FOR IMMEDIATE RELEASE:
August 12, 2003
Janet Varon, Northwest Health Law Advocates (206) 325-6464
Tony Sandoval, Yakima community activist (509) 457-3561
Michelle Jun, Consumers Union (415) 431-6747
For-profit chain plans to slash qualifying income levels for charity care at Providence Toppenish and Yakima Hospitals
Yakima, WA – As state Department of Health regulators are poised to grant Health Management Associates, Inc. (HMA)’s application to acquire Providence Hospitals in Yakima and Toppenish, consumer advocates are raising concerns about reductions in the amount of charity care that the for-profit company will provide. HMA made promises to the community that they would continue Providence’s charity care policies. However, it now appears HMA has gone back on its word.
“We are worried that for-profit HMA, in order to enhance its bottom line, will substantially reduce the charity care at these hospitals,” said Janet Varon, Executive Director of Northwest Health Law Advocates. “This deal should go forward only if HMA proves that charity care will stay the same or improve, not get worse.”
HMA has indicated to community advocates that it will not follow Providence’s current policy of providing free care to uninsured persons with income below 200% of the Federal Poverty Level (FPL), or to write off part of the hospital bill for those with income below 300% FPL. Instead, HMA is planning to reduce free care to 100% FPL and partial write-off to 200% FPL – the minimum that Washington’s charity care law requires. If the proposal is approved, many low-income people currently eligible for charity care would lose it. Consumer organizations have urged HMA to maintain the existing charity care policies, but HMA has refused to make a commitment beyond the legal requirement.
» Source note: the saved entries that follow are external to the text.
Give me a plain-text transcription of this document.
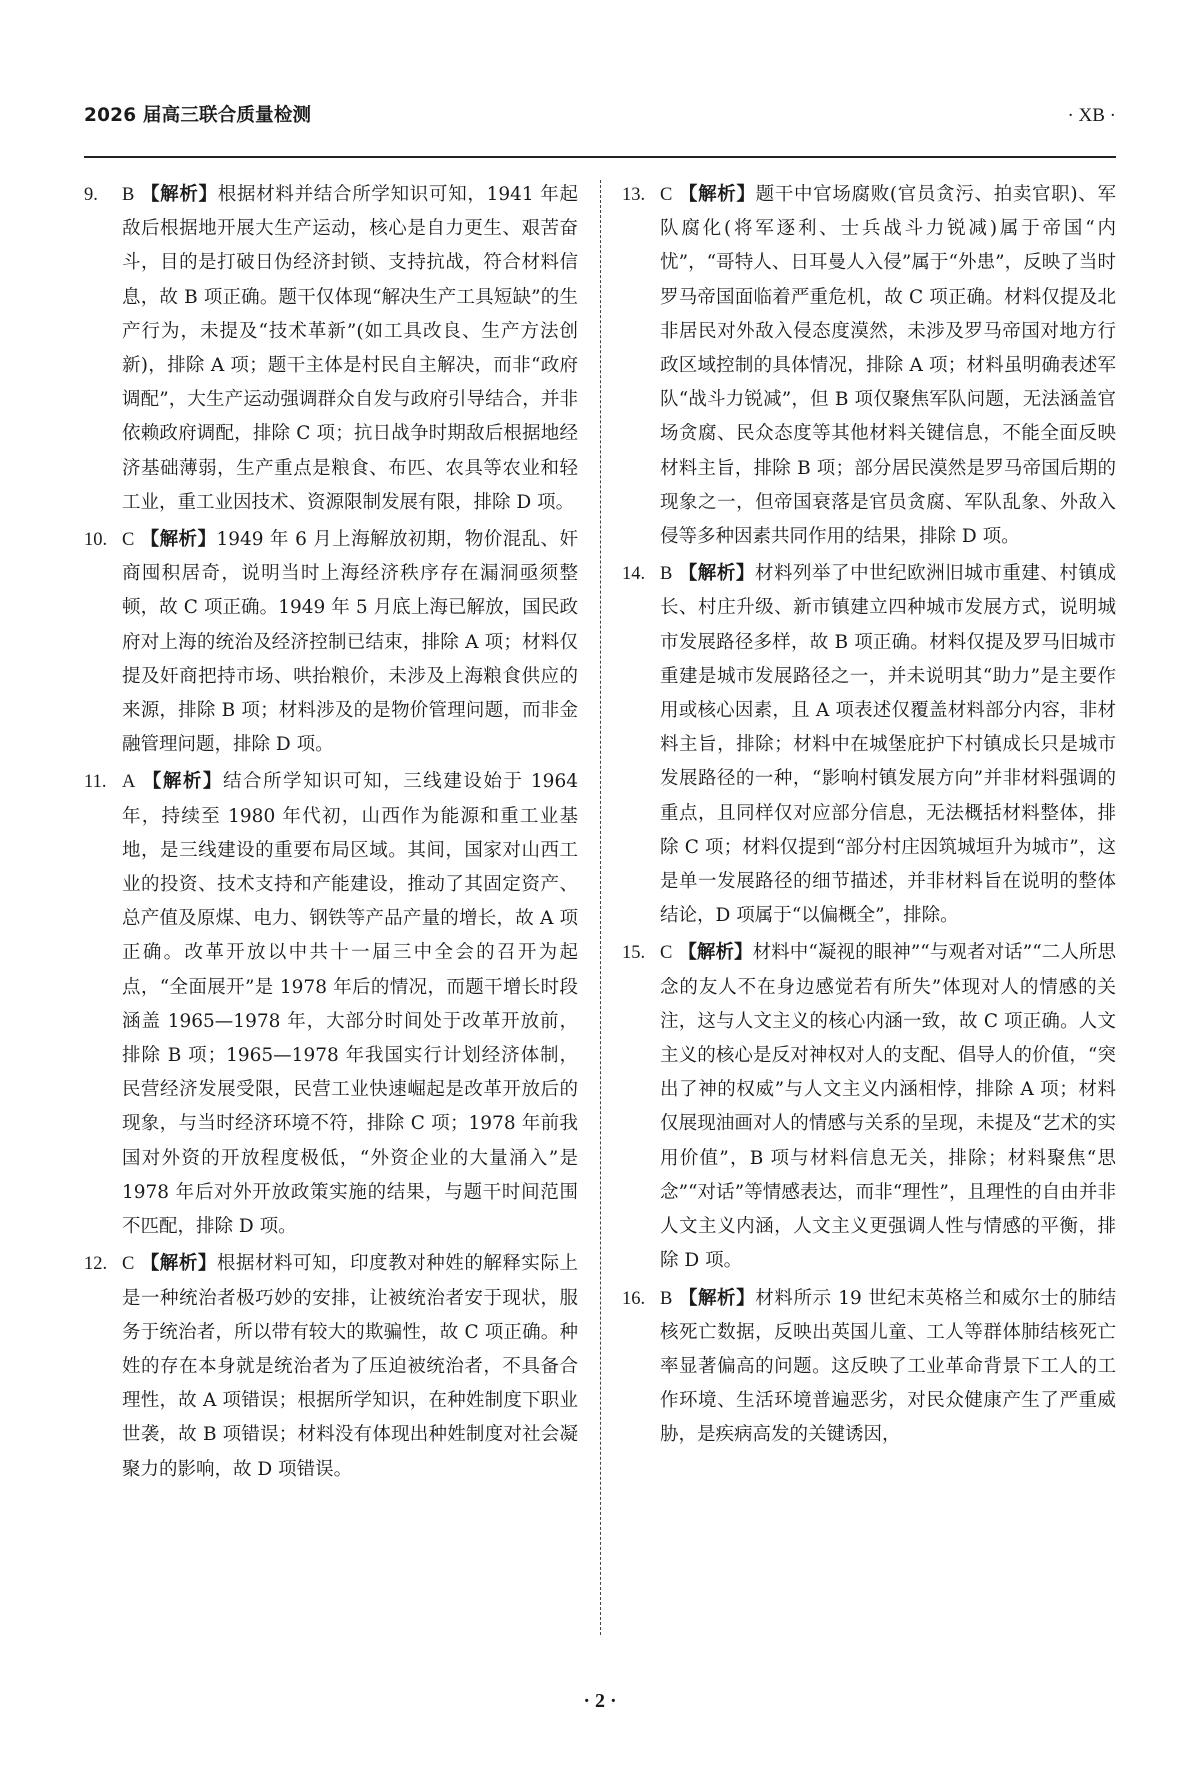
2026 届高三联合质量检测	· XB ·
9. B 【解析】根据材料并结合所学知识可知，1941 年起敌后根据地开展大生产运动，核心是自力更生、艰苦奋斗，目的是打破日伪经济封锁、支持抗战，符合材料信息，故 B 项正确。题干仅体现“解决生产工具短缺”的生产行为，未提及“技术革新”(如工具改良、生产方法创新)，排除 A 项；题干主体是村民自主解决，而非“政府调配”，大生产运动强调群众自发与政府引导结合，并非依赖政府调配，排除 C 项；抗日战争时期敌后根据地经济基础薄弱，生产重点是粮食、布匹、农具等农业和轻工业，重工业因技术、资源限制发展有限，排除 D 项。
10. C 【解析】1949 年 6 月上海解放初期，物价混乱、奸商囤积居奇，说明当时上海经济秩序存在漏洞亟须整顿，故 C 项正确。1949 年 5 月底上海已解放，国民政府对上海的统治及经济控制已结束，排除 A 项；材料仅提及奸商把持市场、哄抬粮价，未涉及上海粮食供应的来源，排除 B 项；材料涉及的是物价管理问题，而非金融管理问题，排除 D 项。
11. A 【解析】结合所学知识可知，三线建设始于 1964 年，持续至 1980 年代初，山西作为能源和重工业基地，是三线建设的重要布局区域。其间，国家对山西工业的投资、技术支持和产能建设，推动了其固定资产、总产值及原煤、电力、钢铁等产品产量的增长，故 A 项正确。改革开放以中共十一届三中全会的召开为起点，“全面展开”是 1978 年后的情况，而题干增长时段涵盖 1965—1978 年，大部分时间处于改革开放前，排除 B 项；1965—1978 年我国实行计划经济体制，民营经济发展受限，民营工业快速崛起是改革开放后的现象，与当时经济环境不符，排除 C 项；1978 年前我国对外资的开放程度极低，“外资企业的大量涌入”是 1978 年后对外开放政策实施的结果，与题干时间范围不匹配，排除 D 项。
12. C 【解析】根据材料可知，印度教对种姓的解释实际上是一种统治者极巧妙的安排，让被统治者安于现状，服务于统治者，所以带有较大的欺骗性，故 C 项正确。种姓的存在本身就是统治者为了压迫被统治者，不具备合理性，故 A 项错误；根据所学知识，在种姓制度下职业世袭，故 B 项错误；材料没有体现出种姓制度对社会凝聚力的影响，故 D 项错误。
13. C 【解析】题干中官场腐败(官员贪污、拍卖官职)、军队腐化(将军逐利、士兵战斗力锐减)属于帝国“内忧”，“哥特人、日耳曼人入侵”属于“外患”，反映了当时罗马帝国面临着严重危机，故 C 项正确。材料仅提及北非居民对外敌入侵态度漠然，未涉及罗马帝国对地方行政区域控制的具体情况，排除 A 项；材料虽明确表述军队“战斗力锐减”，但 B 项仅聚焦军队问题，无法涵盖官场贪腐、民众态度等其他材料关键信息，不能全面反映材料主旨，排除 B 项；部分居民漠然是罗马帝国后期的现象之一，但帝国衰落是官员贪腐、军队乱象、外敌入侵等多种因素共同作用的结果，排除 D 项。
14. B 【解析】材料列举了中世纪欧洲旧城市重建、村镇成长、村庄升级、新市镇建立四种城市发展方式，说明城市发展路径多样，故 B 项正确。材料仅提及罗马旧城市重建是城市发展路径之一，并未说明其“助力”是主要作用或核心因素，且 A 项表述仅覆盖材料部分内容，非材料主旨，排除；材料中在城堡庇护下村镇成长只是城市发展路径的一种，“影响村镇发展方向”并非材料强调的重点，且同样仅对应部分信息，无法概括材料整体，排除 C 项；材料仅提到“部分村庄因筑城垣升为城市”，这是单一发展路径的细节描述，并非材料旨在说明的整体结论，D 项属于“以偏概全”，排除。
15. C 【解析】材料中“凝视的眼神”“与观者对话”“二人所思念的友人不在身边感觉若有所失”体现对人的情感的关注，这与人文主义的核心内涵一致，故 C 项正确。人文主义的核心是反对神权对人的支配、倡导人的价值，“突出了神的权威”与人文主义内涵相悖，排除 A 项；材料仅展现油画对人的情感与关系的呈现，未提及“艺术的实用价值”，B 项与材料信息无关，排除；材料聚焦“思念”“对话”等情感表达，而非“理性”，且理性的自由并非人文主义内涵，人文主义更强调人性与情感的平衡，排除 D 项。
16. B 【解析】材料所示 19 世纪末英格兰和威尔士的肺结核死亡数据，反映出英国儿童、工人等群体肺结核死亡率显著偏高的问题。这反映了工业革命背景下工人的工作环境、生活环境普遍恶劣，对民众健康产生了严重威胁，是疾病高发的关键诱因，
· 2 ·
For example, under current Providence policy, a family of four can have income below $36,800 per year and qualify for a full write-off of hospital bills not covered by insurance. But under HMA’s policy, that same family would have to have income below $18,400 to qualify for a full write-off. If they have income of $36,800 or more, they would be billed for the entire cost of care. (Under both policies, medical debts would be subtracted, and assets like bank accounts would be added to arrive at the income.)
HMA promised to continue Providence’s charity care tradition
At the public hearings held in Toppenish and Yakima on July 8 regarding the hospital sale, members of the business community, public officials and medical staff described assurances received from HMA that charity care would be maintained. In HMA’s original application to acquire the hospitals, submitted to the Department of Health and circulated broadly to the public, HMA said they would keep Providence’s current free care and sliding-fee scales. The change was made two weeks after the hearing. “This feels like a betrayal of the promises made to the Yakima and Toppenish community,” said Tony Sandoval, a Yakima community activist concerned with healthcare. “Everyone in the community has been so eager to welcome HMA to the community based on what they have said, but actions speak louder than words. We don’t want this company to drive our uninsured and underinsured families into debt.”
First Application of Washington Hospital Conversion Law
HMA’s proposed acquisition of the two nonprofit hospitals is the first instance of a hospital conversion since a state law was enacted to govern how such acquisitions may occur. The law requires, among other things, a determination by the Department of Health that the change in control “will not detrimentally affect the continued existence of accessible, affordable healthcare that is responsive to the needs of the community in which the hospital to be acquired is located.” The for-profit company must be “committed to providing healthcare to the disadvantaged, the uninsured, and the underinsured.”
Michelle Jun, a staff attorney with the Consumers Union said “if the state allows HMA to lower the amount of charity care provided at these hospitals, it will set a terrible precedent for the future. Ultimately, that will mean less charity care for uninsured and underinsured families in Washington state.”